La serie positiva di dati macroeconomici non si arresta, ma pone l'esecutivo Draghi dinanzi all'obbligo di compiere scelte non più rinviabili pena la perdita di un'occasione difficilmente ripetibile. È il caso dei dati sul mercato del lavoro. A dicembre il tasso di disoccupazione è sceso al 9% nel complesso (-0,1 punti su novembre) e al 26,8% tra i giovani 15-24 anni (-0,7 punti). Il tasso di disoccupazione nello stesso mese si è attestato al 5,1% in Germania e al 7% (minimo storico) nell'area euro. Stabile il numero degli occupati che sono 540mila in più rispetto a dicembre 2020. Sostanzialmente si è recuperato il livello pre-pandemia ma vi sono alcune differenze che non possono non essere sottolineate e sulle quali il governo dovrà lavorare.
In primo luogo, il numero totale degli occupati, a fronte di un tasso di occupazione del 59% che è sui livelli massimi. È calato di 286mila unità rispetto a due anni fa perché la popolazione in età lavorativa (15-64 anni) è diminuita di 492mila unità, come osservato dal presidente di Fondazione Adapt, Francesco Seghezzi. In un simile contesto spicca la crescita delle donne occupate (50,5% massimo storico e +377mila in un anno). In secondo luogo, occorre osservare il perdurante incremento dei contratti a termine (+59mila a dicembre) e la ripresa della scomparsa degli autonomi (-51mila). «La perdita di 320mila occupati tra gli indipendenti dall'inizio della pandemia mette in serio pericolo le prospettive di ritornare a breve sui livelli occupazionali complessivi di inizio 2020», ha commentato l'Ufficio studi di Confcommercio, preoccupato anche che l'inflazione possa minare la ripresa in corso, frenando assieme al Pil anche la creazione di posti di lavoro e, di conseguenza, i consumi.

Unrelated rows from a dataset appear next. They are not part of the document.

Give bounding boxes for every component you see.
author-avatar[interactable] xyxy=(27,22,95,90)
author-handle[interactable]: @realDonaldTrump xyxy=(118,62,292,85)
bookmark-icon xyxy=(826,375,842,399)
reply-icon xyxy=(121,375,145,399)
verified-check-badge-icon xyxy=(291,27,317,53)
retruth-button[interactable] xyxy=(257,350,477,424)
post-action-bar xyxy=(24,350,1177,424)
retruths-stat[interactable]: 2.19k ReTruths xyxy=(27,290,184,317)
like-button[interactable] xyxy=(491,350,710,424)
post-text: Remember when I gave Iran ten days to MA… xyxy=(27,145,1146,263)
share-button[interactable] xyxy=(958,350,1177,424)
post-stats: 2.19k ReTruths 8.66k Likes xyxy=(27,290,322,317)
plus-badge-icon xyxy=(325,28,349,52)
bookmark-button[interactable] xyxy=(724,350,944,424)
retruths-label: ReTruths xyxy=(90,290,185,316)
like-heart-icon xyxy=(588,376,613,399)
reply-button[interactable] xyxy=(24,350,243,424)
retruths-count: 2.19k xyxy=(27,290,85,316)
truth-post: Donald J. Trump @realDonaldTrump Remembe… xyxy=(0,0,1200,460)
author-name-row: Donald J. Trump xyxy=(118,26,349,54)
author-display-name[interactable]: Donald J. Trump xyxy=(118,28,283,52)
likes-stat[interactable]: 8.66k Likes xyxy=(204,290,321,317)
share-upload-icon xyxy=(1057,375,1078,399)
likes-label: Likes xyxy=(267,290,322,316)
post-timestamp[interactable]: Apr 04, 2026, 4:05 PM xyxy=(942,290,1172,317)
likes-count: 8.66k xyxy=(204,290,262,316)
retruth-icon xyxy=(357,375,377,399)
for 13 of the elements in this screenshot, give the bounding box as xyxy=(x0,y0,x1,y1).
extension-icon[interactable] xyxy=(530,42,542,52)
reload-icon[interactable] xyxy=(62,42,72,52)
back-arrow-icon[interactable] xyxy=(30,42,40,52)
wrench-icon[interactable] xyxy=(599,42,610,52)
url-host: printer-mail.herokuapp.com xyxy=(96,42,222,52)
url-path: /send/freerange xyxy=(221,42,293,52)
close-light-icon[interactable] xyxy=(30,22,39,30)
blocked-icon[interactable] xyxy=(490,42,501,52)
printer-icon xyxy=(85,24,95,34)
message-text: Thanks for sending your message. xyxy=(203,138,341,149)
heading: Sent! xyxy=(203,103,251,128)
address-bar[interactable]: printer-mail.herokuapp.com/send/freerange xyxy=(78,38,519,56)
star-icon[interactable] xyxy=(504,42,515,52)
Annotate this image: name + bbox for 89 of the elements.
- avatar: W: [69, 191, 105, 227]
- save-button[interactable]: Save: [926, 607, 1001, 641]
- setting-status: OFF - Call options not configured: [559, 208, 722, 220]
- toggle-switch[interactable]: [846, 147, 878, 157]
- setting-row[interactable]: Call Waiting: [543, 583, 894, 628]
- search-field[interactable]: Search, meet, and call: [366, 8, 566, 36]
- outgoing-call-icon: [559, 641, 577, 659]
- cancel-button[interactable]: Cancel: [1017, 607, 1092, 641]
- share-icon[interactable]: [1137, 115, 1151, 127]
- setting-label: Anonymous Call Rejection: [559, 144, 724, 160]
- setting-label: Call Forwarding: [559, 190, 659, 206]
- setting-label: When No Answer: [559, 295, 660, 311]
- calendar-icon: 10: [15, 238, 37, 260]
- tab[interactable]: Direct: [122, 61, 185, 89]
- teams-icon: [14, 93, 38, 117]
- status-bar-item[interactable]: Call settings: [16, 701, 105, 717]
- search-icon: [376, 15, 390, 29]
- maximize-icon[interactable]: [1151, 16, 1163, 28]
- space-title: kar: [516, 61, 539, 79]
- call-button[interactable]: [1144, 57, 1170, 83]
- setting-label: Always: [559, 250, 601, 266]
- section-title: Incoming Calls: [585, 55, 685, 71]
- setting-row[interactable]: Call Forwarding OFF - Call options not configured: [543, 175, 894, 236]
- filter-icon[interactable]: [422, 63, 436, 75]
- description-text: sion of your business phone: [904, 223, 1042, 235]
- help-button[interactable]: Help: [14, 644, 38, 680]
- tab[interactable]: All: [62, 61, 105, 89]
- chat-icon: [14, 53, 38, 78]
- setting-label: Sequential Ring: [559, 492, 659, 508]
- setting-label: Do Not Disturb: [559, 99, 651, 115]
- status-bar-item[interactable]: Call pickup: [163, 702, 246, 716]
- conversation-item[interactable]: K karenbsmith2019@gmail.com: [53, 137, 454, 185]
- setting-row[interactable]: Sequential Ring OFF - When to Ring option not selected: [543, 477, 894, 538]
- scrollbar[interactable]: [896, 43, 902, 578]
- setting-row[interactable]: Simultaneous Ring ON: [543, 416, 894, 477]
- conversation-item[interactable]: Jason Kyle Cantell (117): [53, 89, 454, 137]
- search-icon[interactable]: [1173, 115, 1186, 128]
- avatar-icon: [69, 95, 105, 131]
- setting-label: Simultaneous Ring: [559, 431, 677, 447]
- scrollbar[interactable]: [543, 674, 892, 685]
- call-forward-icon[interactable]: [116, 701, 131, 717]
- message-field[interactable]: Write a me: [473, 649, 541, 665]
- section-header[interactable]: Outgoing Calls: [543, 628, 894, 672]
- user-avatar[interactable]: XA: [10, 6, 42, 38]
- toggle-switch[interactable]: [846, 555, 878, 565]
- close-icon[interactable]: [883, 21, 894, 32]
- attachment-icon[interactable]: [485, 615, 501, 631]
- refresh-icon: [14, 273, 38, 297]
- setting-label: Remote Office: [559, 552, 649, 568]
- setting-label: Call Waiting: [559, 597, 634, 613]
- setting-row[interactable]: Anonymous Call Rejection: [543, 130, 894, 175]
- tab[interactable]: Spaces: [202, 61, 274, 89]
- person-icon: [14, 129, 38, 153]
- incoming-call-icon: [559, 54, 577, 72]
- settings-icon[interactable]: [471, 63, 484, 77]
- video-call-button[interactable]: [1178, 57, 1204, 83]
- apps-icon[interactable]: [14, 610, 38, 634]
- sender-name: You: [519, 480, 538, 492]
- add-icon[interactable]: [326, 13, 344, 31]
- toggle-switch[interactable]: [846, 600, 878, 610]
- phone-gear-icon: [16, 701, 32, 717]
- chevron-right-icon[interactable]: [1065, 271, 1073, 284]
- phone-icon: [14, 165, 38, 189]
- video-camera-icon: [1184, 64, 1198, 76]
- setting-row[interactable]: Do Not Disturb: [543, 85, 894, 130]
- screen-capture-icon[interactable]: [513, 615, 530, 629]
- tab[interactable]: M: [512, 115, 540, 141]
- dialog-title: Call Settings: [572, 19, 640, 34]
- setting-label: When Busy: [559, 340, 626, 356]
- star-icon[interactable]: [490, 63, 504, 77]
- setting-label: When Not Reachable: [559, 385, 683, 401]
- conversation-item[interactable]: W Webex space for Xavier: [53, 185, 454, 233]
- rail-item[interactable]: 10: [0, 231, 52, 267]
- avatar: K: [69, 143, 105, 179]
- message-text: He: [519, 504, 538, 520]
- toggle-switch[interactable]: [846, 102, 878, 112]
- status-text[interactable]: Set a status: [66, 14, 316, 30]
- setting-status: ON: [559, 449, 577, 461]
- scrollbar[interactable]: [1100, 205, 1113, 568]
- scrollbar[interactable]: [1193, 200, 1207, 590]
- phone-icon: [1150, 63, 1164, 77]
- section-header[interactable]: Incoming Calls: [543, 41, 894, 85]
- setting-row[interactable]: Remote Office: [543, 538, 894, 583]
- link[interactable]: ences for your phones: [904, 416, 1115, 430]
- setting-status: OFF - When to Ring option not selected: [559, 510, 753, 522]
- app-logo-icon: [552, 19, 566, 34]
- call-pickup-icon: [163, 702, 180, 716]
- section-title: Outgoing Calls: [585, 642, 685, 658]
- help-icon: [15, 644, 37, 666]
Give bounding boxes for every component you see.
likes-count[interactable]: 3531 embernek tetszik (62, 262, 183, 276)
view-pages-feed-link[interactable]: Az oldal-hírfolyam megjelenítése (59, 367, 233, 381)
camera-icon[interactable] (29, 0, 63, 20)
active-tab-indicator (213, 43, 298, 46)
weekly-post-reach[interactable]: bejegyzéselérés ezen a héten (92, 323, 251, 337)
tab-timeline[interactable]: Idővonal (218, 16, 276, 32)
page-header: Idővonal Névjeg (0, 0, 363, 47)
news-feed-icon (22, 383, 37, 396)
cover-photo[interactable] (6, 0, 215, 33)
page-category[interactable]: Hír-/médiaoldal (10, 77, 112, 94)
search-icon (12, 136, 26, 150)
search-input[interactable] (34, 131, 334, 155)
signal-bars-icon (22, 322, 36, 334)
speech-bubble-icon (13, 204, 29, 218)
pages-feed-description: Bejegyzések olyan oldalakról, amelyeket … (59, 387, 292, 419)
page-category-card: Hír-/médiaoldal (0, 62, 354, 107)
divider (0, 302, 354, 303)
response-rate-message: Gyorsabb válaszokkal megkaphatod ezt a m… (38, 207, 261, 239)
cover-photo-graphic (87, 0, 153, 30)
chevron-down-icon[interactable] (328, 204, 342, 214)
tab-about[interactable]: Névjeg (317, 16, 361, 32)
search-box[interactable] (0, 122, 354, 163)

Questo trend, di sicuro, non sarà sottovalutato dal governo, tanto più che il premier Mario Draghi ha spesso evidenziato come il mercato del lavoro sia «ingiusto» soprattutto nei confronti dei più giovani. Un'inquietudine o, leggendolo in altra prospettiva, un fermento evidenziato anche da un altro tipo di statistiche, quelle relative alle dimissioni. Se Francesco Armillei su La Voce aveva aperto il dibattito a ottobre evidenziando che nel 2021 il 18,7% dei rapporti di lavoro si era chiuso con le dimissioni del dipendente, ieri un rapporto Prometeia-Legacoop ha evidenziato che nei primi nove mesi del 2021 sono aumentate del 31,6% a oltre 1,3 milioni. È ancora presto per interpretare compiutamente il fenomeno, ma pare che, soprattutto tra i giovani (ma anche tra i più esperti), si lasci un contratto a termine non appena si prospetta un impiego migliore. Un movimento fotografato anche dai dati Istat.
Ed è qui che dovrà entrare in gioco Draghi non solo perché nella legge di Bilancio ha modificato il reddito di cittadinanza legandolo all'attivazione dei percettori verso una ricerca di occupazione, verso la formazione e coinvolgendo le agenzie per il lavoro. In questo campo entra in gioco la Gol prevista dal Pnrr (finanziata per 4,4 miliardi da Next Generation Eu e per 500 milioni dal piano React Eu). Il problema è che le Regioni non hanno ancora potenziato i loro organici, anche se ieri il ministro del Lavoro, Andrea Orlando, ha dato un primo segnale firmando il decreto che rifinanzia per 600 milioni il Fondo Nuove competenze che coinvolgerà 300mila lavoratori e 7.
500 aziende in corsi di riqualificazione funzionali alla ricerca di un nuovo posto. Dall'altro lato, l'esecutivo dovrà rimodulare il confronto sulla riforma delle pensioni senza trascurare che l'invecchiamento demografico è una questione fondamentale.